A multifaceted rollout that includes sports wagering kiosks at hundreds of retail locations means Ohio’s sports betting market will not go live until the latest legally possible date of January 1, 2023, regulators confirmed on Wednesday.
As expected, the Ohio Casino Control Commission (OCCC) confirmed at its monthly meeting that legal sports wagering will begin on the latest permissible launch date that was set by lawmakers via House Bill 29 enacted in December.
In a statement, the commission said the January 1 launch date “was chosen to give all stakeholders time to start offering sports gaming on the same date - including businesses looking to offer online and brick-and-mortar sports gaming, as well as kiosks in bars and taverns across Ohio.
“Leading up to the universal start date, prospective licensees will be completing buildings, distributing kiosks, hiring and training employees, obtaining partners, and making all other necessary arrangements to begin offering sports gaming from the same starting line,” the OCCC added.
“The Commission is aware that some stakeholders, specifically many online operators, have fewer preparations to make leading up to launch and could start sooner. However, pursuant to HB 29, all forms of sports gaming must have the opportunity to launch on the exact same date.”
The 2023 launch means Ohio will take slightly longer than the U.S. average of around nine months to go from passing a sports-betting law to launching its market.
However, other states with similarly expansive laws, such as Illinois or Louisiana, have been able to stagger their launches so that casinos or online platforms would not have to wait for other entities.
Ohio’s law will allow in-person sports betting at the state’s casinos, racinos and major sports arenas that host pro sports teams, PGA Tour golf tournaments or NASCAR races.
Casinos and arena-owners can also apply for separate licenses to deploy online sportsbooks, either through their own platforms or via a designated market-access partner. They can also apply to launch a second skin, but only if that would not prevent other operators from launching a primary skin and can demonstrate that a second platform would provide an incremental economic benefit through tax revenue, employment or investment.
At least five additional Type A online licenses will also be available, along with 20 Type B licenses for retail sportsbooks beyond casinos and sports arenas, subject to geographic restrictions.
Meanwhile, the OCCC is required to license at least two but up to 20 so-called Type C operators that will manage a network of kiosks offering limited sports betting at bars and other retail locations.
The retail venues hosting the kiosks must themselves be licensed.
In its statement, the commission said the January 1 rollout of sports betting would “represent the largest expansion of gaming in Ohio’s history and the largest ever simultaneous launch of sports gaming in the United States.”

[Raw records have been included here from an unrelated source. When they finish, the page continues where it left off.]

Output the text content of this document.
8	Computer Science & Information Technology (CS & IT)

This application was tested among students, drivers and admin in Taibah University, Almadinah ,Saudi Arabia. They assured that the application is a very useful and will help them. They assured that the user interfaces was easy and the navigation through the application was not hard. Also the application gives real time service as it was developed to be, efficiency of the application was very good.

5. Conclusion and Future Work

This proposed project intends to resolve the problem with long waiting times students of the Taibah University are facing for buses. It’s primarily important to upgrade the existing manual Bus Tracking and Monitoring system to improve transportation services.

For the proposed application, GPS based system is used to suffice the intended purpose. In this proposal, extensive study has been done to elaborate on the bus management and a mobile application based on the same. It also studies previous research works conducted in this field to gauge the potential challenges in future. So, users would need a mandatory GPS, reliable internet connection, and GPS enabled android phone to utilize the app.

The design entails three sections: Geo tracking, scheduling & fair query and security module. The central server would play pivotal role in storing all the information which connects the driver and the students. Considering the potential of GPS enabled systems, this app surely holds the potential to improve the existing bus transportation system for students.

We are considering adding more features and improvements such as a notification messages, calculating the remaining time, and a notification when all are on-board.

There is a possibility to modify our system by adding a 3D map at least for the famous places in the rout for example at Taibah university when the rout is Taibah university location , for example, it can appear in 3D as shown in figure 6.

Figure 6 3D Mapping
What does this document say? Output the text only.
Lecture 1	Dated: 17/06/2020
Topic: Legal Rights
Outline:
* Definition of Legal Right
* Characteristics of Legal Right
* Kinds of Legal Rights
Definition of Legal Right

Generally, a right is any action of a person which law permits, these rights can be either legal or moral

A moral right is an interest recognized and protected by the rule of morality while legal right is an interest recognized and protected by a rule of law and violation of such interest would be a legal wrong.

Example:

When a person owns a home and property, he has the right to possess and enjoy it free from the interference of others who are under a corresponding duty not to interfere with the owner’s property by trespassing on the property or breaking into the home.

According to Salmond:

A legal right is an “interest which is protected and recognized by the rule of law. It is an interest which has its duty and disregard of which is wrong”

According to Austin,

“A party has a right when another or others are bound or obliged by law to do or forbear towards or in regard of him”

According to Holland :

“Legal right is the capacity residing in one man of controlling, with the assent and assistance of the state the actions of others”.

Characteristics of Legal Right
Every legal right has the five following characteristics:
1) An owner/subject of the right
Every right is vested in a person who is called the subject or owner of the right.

“According to industry estimates, this will necessitate detailed due diligence investigations, as well as comprehensive compliance examinations, of approximately 3,000 licensees ahead of that date,” the OCCC added.
Licensing Deadlines Looming
Although the market will not go live until 2023, Ohio’s regulatory process is still set to be a fast-moving one over the coming weeks.
In order to be ready for day one, all sportsbook host locations, first-skin operators, platform providers, kiosk operators and all suppliers will have to submit license applications during a month-long window that will open on June 15 and close July 15. Final application forms for the various operators and suppliers were published by the commission on Wednesday.
Between July 15 and August 15, license applications will be due from any second-skin online operators and from host locations for wagering kiosks.
All operators will then have to submit their proposed responsible gaming plans, house rules, geolocation and other procedures for review by the commission no later than November 2 – the same day that applications will be due from all sports betting employees.
All sports betting equipment must then be ready for inspection no later than December 2, according to the commission’s updated implementation timeline.
In the meantime, final regulations governing sports betting also need to be finalized and adopted.
After a series of consultations with the industry, the OCCC last month completed a set of draft regulations; however, the rules are still subject to change during a more formal state consultation process that is not expected to conclude until late summer, at the earliest.
The January 2023 go-live date means Ohio is likely to be lapped by Kansas, which legalized sports betting last month but is expected to launch before the end of year. Maine also enacted legislation in May but is not anticipated to go live until later in 2023.
Ohio’s sports-betting market is estimated to be worth up to $428m in 2023, before rising to $769m in its fourth full-year of operations in 2026, according to VIXIO GamblingCompliance’s updated U.S. Sports Betting & iGaming Data Dashboard.